Wir sind teilweise automatisch Sozialarbeiter:innen, denn natürlich erzählen uns die Menschen von ihren Problemen und wir versuchen, darauf einzugehen. Aber wir dürfen diese Sorgen nicht mit nach Hause nehmen. Dafür ist in diesem Job kein Platz. Ich selbst war früher Hartz-IV-Empfänger und habe meine Lebensmittel bei der Münster-Tafel erhalten. Irgendwann wollte ich dann etwas zurückgeben und habe selbst dort angefangen. Mein Ziel ist es, dass die Menschen glücklich nach Hause gehen, dann habe ich meine Arbeit richtig gemacht.

Ist der Hilfebedarf in den vergangenen Jahren in Münster angestiegen?

Wir beobachten auf jeden Fall eine Veränderung. Es trauen sich mittlerweile auch ein paar ältere Menschen, wieder zu uns zu kommen, seit ein paar Jahren sind es auch viele ausländische Mitbürger:innen. Und im Winter steigt der Bedarf noch einmal. Wie gesagt: Am Ende des Tages bleibt nie etwas übrig und das zeigt, wie sehr wir gebraucht werden.

Die Tafel ist nicht nur auf Spenden, sondern auch auf das Ehrenamt angewiesen. Wie viele Menschen helfen Ihnen?

Insgesamt sind es weit über 200 Mitarbeiter:innen, dazu zählen auch Fahrer:innen und Lagerist:innen. Vor Ort sieht man meistens nur die Leute in den Verteilstellen. Ohne die ehrenamtlichen Mitarbeiter:innen würde das System nicht funktionieren. Wir haben zum Glück unglaublich viele Student:innen, die mit anpacken. Darüber hinaus sind wir natürlich auch auf finanzielle Spenden angewiesen.

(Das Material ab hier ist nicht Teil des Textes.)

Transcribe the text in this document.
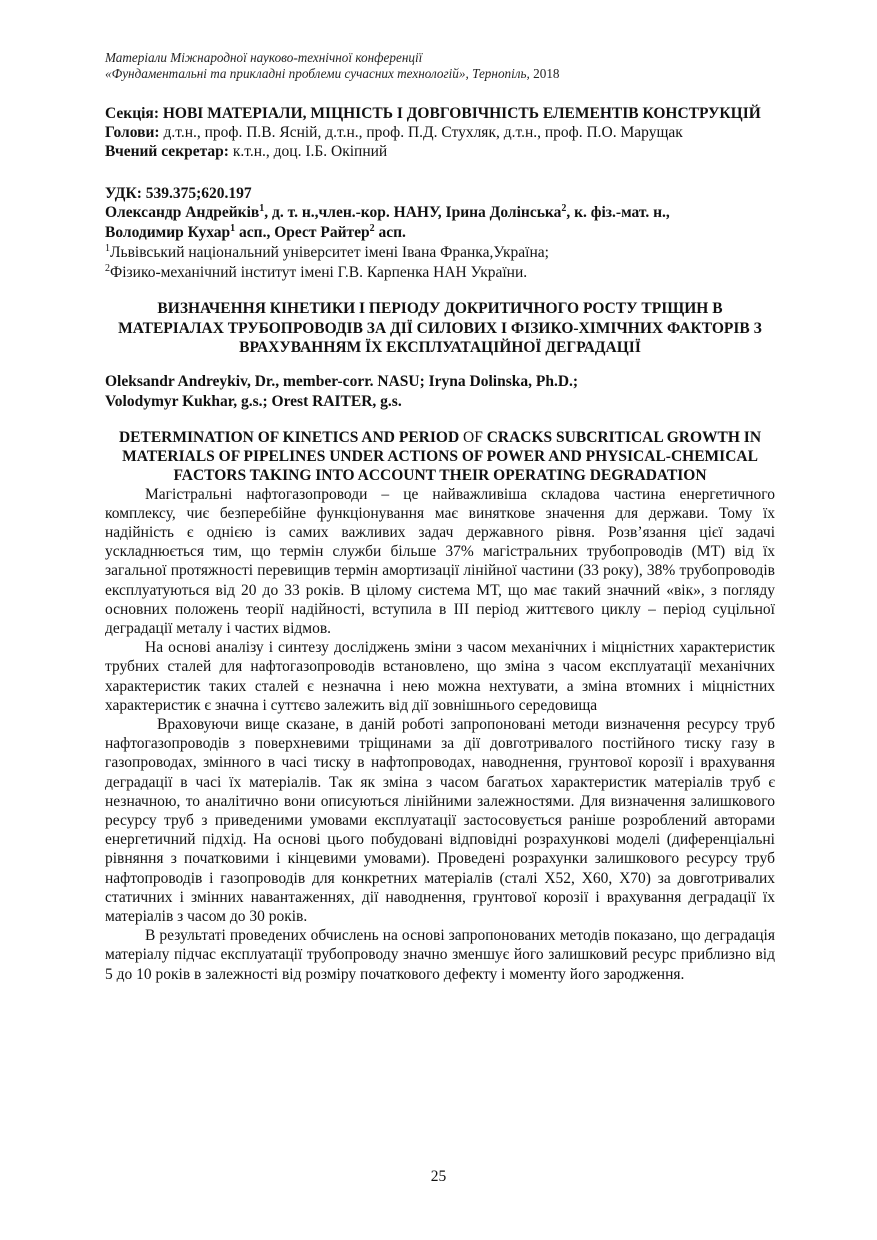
Матеріали Міжнародної науково-технічної конференції
«Фундаментальні та прикладні проблеми сучасних технологій», Тернопіль, 2018
Секція: НОВІ МАТЕРІАЛИ, МІЦНІСТЬ І ДОВГОВІЧНІСТЬ ЕЛЕМЕНТІВ КОНСТРУКЦІЙ
Голови: д.т.н., проф. П.В. Ясній, д.т.н., проф. П.Д. Стухляк, д.т.н., проф. П.О. Марущак
Вчений секретар: к.т.н., доц. І.Б. Окіпний
УДК: 539.375;620.197
Олександр Андрейків$^1$, д. т. н.,член.-кор. НАНУ, Ірина Долінська$^2$, к. фіз.-мат. н.,
Володимир Кухар$^1$ асп., Орест Райтер$^2$ асп.
$^1$Львівський національний університет імені Івана Франка,Україна;
$^2$Фізико-механічний інститут імені Г.В. Карпенка НАН України.
ВИЗНАЧЕННЯ КІНЕТИКИ І ПЕРІОДУ ДОКРИТИЧНОГО РОСТУ ТРІЩИН В МАТЕРІАЛАХ ТРУБОПРОВОДІВ ЗА ДІЇ СИЛОВИХ І ФІЗИКО-ХІМІЧНИХ ФАКТОРІВ З ВРАХУВАННЯМ ЇХ ЕКСПЛУАТАЦІЙНОЇ ДЕГРАДАЦІЇ
Oleksandr Andreykiv, Dr., member-corr. NASU; Iryna Dolinska, Ph.D.;
Volodymyr Kukhar, g.s.; Orest RAITER, g.s.
DETERMINATION OF KINETICS AND PERIOD OF CRACKS SUBCRITICAL GROWTH IN MATERIALS OF PIPELINES UNDER ACTIONS OF POWER AND PHYSICAL-CHEMICAL FACTORS TAKING INTO ACCOUNT THEIR OPERATING DEGRADATION

Магістральні нафтогазопроводи – це найважливіша складова частина енергетичного комплексу, чиє безперебійне функціонування має виняткове значення для держави. Тому їх надійність є однією із самих важливих задач державного рівня. Розв’язання цієї задачі ускладнюється тим, що термін служби більше 37% магістральних трубопроводів (МТ) від їх загальної протяжності перевищив термін амортизації лінійної частини (33 року), 38% трубопроводів експлуатуються від 20 до 33 років. В цілому система МТ, що має такий значний «вік», з погляду основних положень теорії надійності, вступила в ІІІ період життєвого циклу – період суцільної деградації металу і частих відмов.

На основі аналізу і синтезу досліджень зміни з часом механічних і міцністних характеристик трубних сталей для нафтогазопроводів встановлено, що зміна з часом експлуатації механічних характеристик таких сталей є незначна і нею можна нехтувати, а зміна втомних і міцністних характеристик є значна і суттєво залежить від дії зовнішнього середовища

Враховуючи вище сказане, в даній роботі запропоновані методи визначення ресурсу труб нафтогазопроводів з поверхневими тріщинами за дії довготривалого постійного тиску газу в газопроводах, змінного в часі тиску в нафтопроводах, наводнення, грунтової корозії і врахування деградації в часі їх матеріалів. Так як зміна з часом багатьох характеристик матеріалів труб є незначною, то аналітично вони описуються лінійними залежностями. Для визначення залишкового ресурсу труб з приведеними умовами експлуатації застосовується раніше розроблений авторами енергетичний підхід. На основі цього побудовані відповідні розрахункові моделі (диференціальні рівняння з початковими і кінцевими умовами). Проведені розрахунки залишкового ресурсу труб нафтопроводів і газопроводів для конкретних матеріалів (сталі Х52, Х60, Х70) за довготривалих статичних і змінних навантаженнях, дії наводнення, грунтової корозії і врахування деградації їх матеріалів з часом до 30 років.

В результаті проведених обчислень на основі запропонованих методів показано, що деградація матеріалу підчас експлуатації трубопроводу значно зменшує його залишковий ресурс приблизно від 5 до 10 років в залежності від розміру початкового дефекту і моменту його зародження.

25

Alle vier bis fünf Jahre müssen wir zum Beispiel die Lieferwagen und Kühlfahrzeuge austauschen, weil wir damit große Strecken zurücklegen.

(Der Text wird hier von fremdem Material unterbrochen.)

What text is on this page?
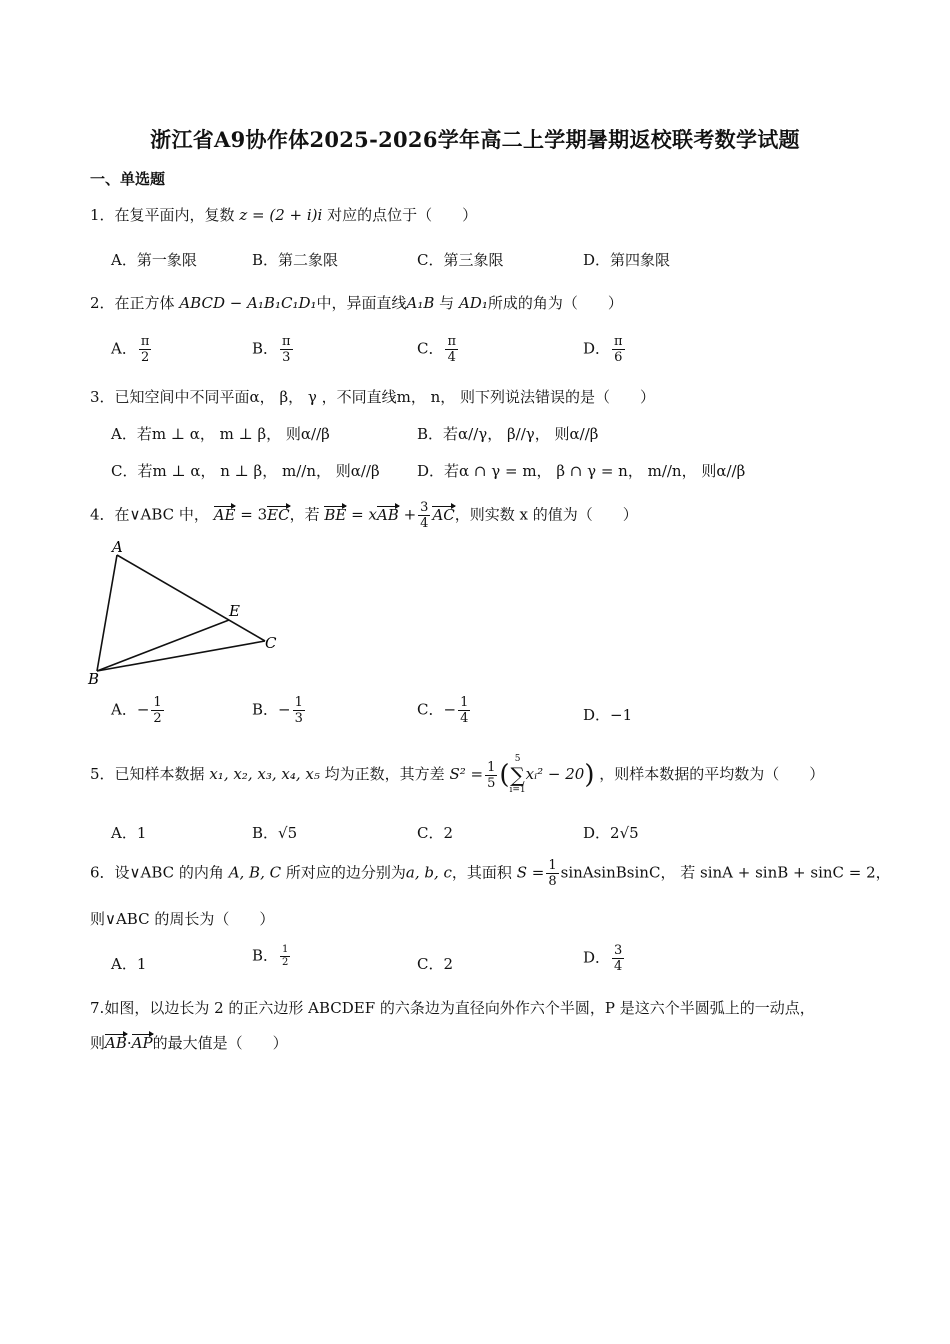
浙江省A9协作体2025-2026学年高二上学期暑期返校联考数学试题
一、单选题
1．在复平面内，复数 z = (2 + i)i 对应的点位于（　　）
A．第一象限	B．第二象限	C．第三象限	D．第四象限
2．在正方体 ABCD − A₁B₁C₁D₁中，异面直线A₁B 与 AD₁所成的角为（　　）
A． $\frac{\pi}{2}$	B． $\frac{\pi}{3}$	C． $\frac{\pi}{4}$	D． $\frac{\pi}{6}$
3．已知空间中不同平面α， β， γ ，不同直线m， n， 则下列说法错误的是（　　）
A．若m ⊥ α， m ⊥ β， 则α//β	B．若α//γ， β//γ， 则α//β
C．若m ⊥ α， n ⊥ β， m//n， 则α//β D．若α ∩ γ = m， β ∩ γ = n， m//n， 则α//β
4．在∨ABC 中， AE = 3EC，若 BE = xAB + $\frac{3}{4}$ AC，则实数 x 的值为（　　）
A
E
C
B
A．− $\frac{1}{2}$	B．− $\frac{1}{3}$	C．− $\frac{1}{4}$	D．−1
5．已知样本数据 x₁, x₂, x₃, x₄, x₅ 均为正数，其方差 $S^2 = \frac{1}{5}$ (
5
∑
i=1
xᵢ² − 20) ，则样本数据的平均数为（　　）
A．1	B．√5	C．2	D．2√5
6．设∨ABC 的内角 A, B, C 所对应的边分别为a, b, c，其面积 $S = \frac{1}{8}$ sinAsinBsinC， 若 sinA + sinB + sinC = 2，
则∨ABC 的周长为（　　）
A．1	B． $\frac{1}{2}$	C．2	D． $\frac{3}{4}$
7.如图，以边长为 2 的正六边形 ABCDEF 的六条边为直径向外作六个半圆，P 是这六个半圆弧上的一动点，
则AB·AP的最大值是（　　）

Was sind die größten Hürden, die Sie und das Team täglich zu bewältigen haben?

Ein großes Problem ist die Sprachbarriere in den Verteilstellen, da bräuchten wir eigentlich Dolmetscher:innen. Die Stadt Münster hat uns vor Jahren zugesagt, dass wir diese Hilfe bekommen, bis jetzt ist aber leider nichts passiert. Ein anderes Problem sind Lebensmittelschwankungen: Mal gibt es etwas mehr und an anderen Tagen zu wenig.

Gibt es etwas, das Sie sich von der Stadtverwaltung oder der Politik in Münster wünschen?

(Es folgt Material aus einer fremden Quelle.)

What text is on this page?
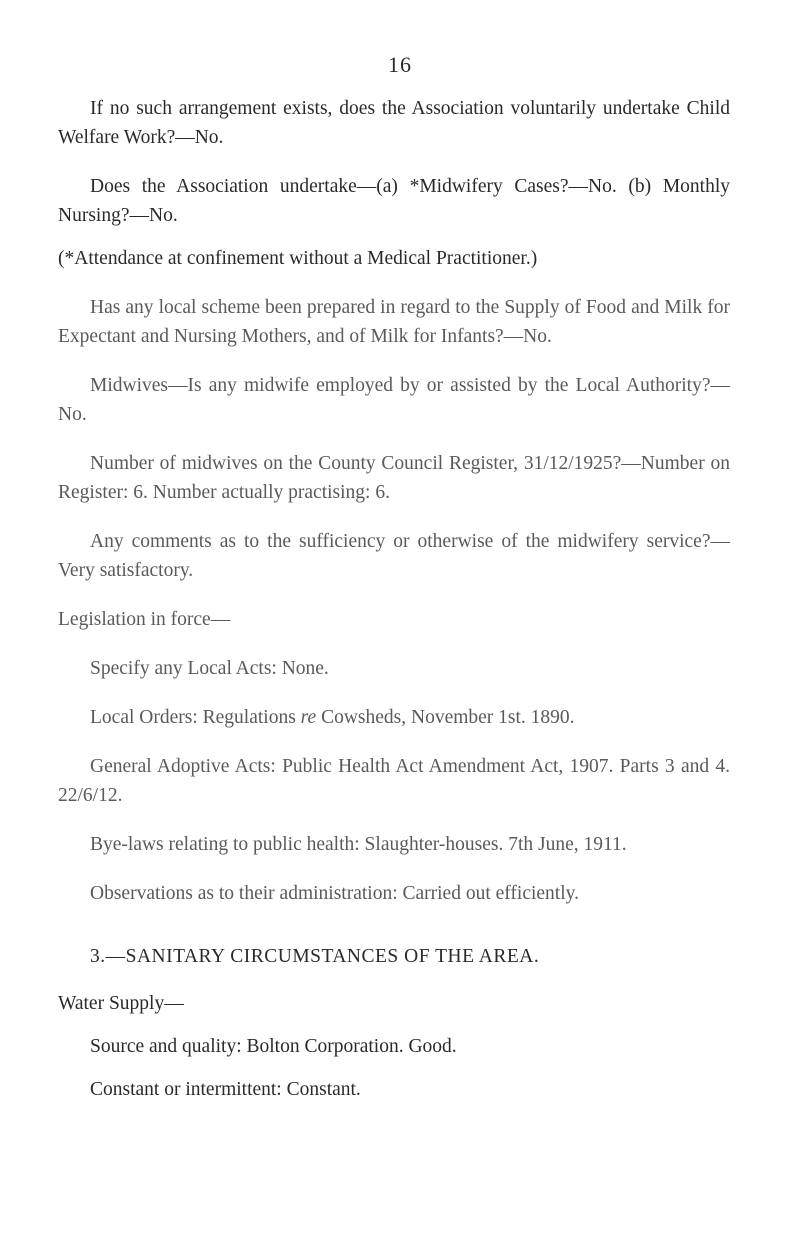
16

If no such arrangement exists, does the Association voluntarily undertake Child Welfare Work?—No.

Does the Association undertake—(a) *Midwifery Cases?—No. (b) Monthly Nursing?—No.

(*Attendance at confinement without a Medical Practitioner.)

Has any local scheme been prepared in regard to the Supply of Food and Milk for Expectant and Nursing Mothers, and of Milk for Infants?—No.

Midwives—Is any midwife employed by or assisted by the Local Authority?—No.

Number of midwives on the County Council Register, 31/12/1925?—Number on Register: 6. Number actually practising: 6.

Any comments as to the sufficiency or otherwise of the midwifery service?—Very satisfactory.

Legislation in force—

Specify any Local Acts: None.

Local Orders: Regulations re Cowsheds, November 1st. 1890.

General Adoptive Acts: Public Health Act Amendment Act, 1907. Parts 3 and 4. 22/6/12.

Bye-laws relating to public health: Slaughter-houses. 7th June, 1911.

Observations as to their administration: Carried out efficiently.

3.—SANITARY CIRCUMSTANCES OF THE AREA.

Water Supply—

Source and quality: Bolton Corporation. Good.

Constant or intermittent: Constant.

Es wäre hilfreich, wenn die Stadt die Lebensmittelläden aktiv dazu auffordert, übriggebliebene Lebensmittel zu spenden. Einige Firmen, von denen wir vorher Produkte erhalten haben, sind aus Münster weggezogen, da ist natürlich einiges weggefallen. Darüber hinaus könnte die Zusammenarbeit mit der Stadtverwaltung tatsächlich besser sein. Wir bräuchten mehr Räumlichkeiten, um noch mehr Menschen helfen zu können. Außerdem schicken viele Sozialarbeiter:innen ihre Klient:innen sehr häufig einfach zu uns. Aber wir sind nur ein Verein und können das alles nicht alleine auffangen.

Sind neue Verteilstellen geplant?

Die Pläne sind da, aber die Umsetzung noch nicht, weil uns die Räumlichkeiten und Lagerflächen fehlen beziehungsweise nicht zur Verfügung gestellt werden. Uns würden wirklich schon kleine Räume helfen. Es gibt Stadtteile, in denen hätten wir gerne noch mehr Verteilstellen, und es gibt auch Bereiche, in denen es noch keine Anlaufstelle der Tafel gibt.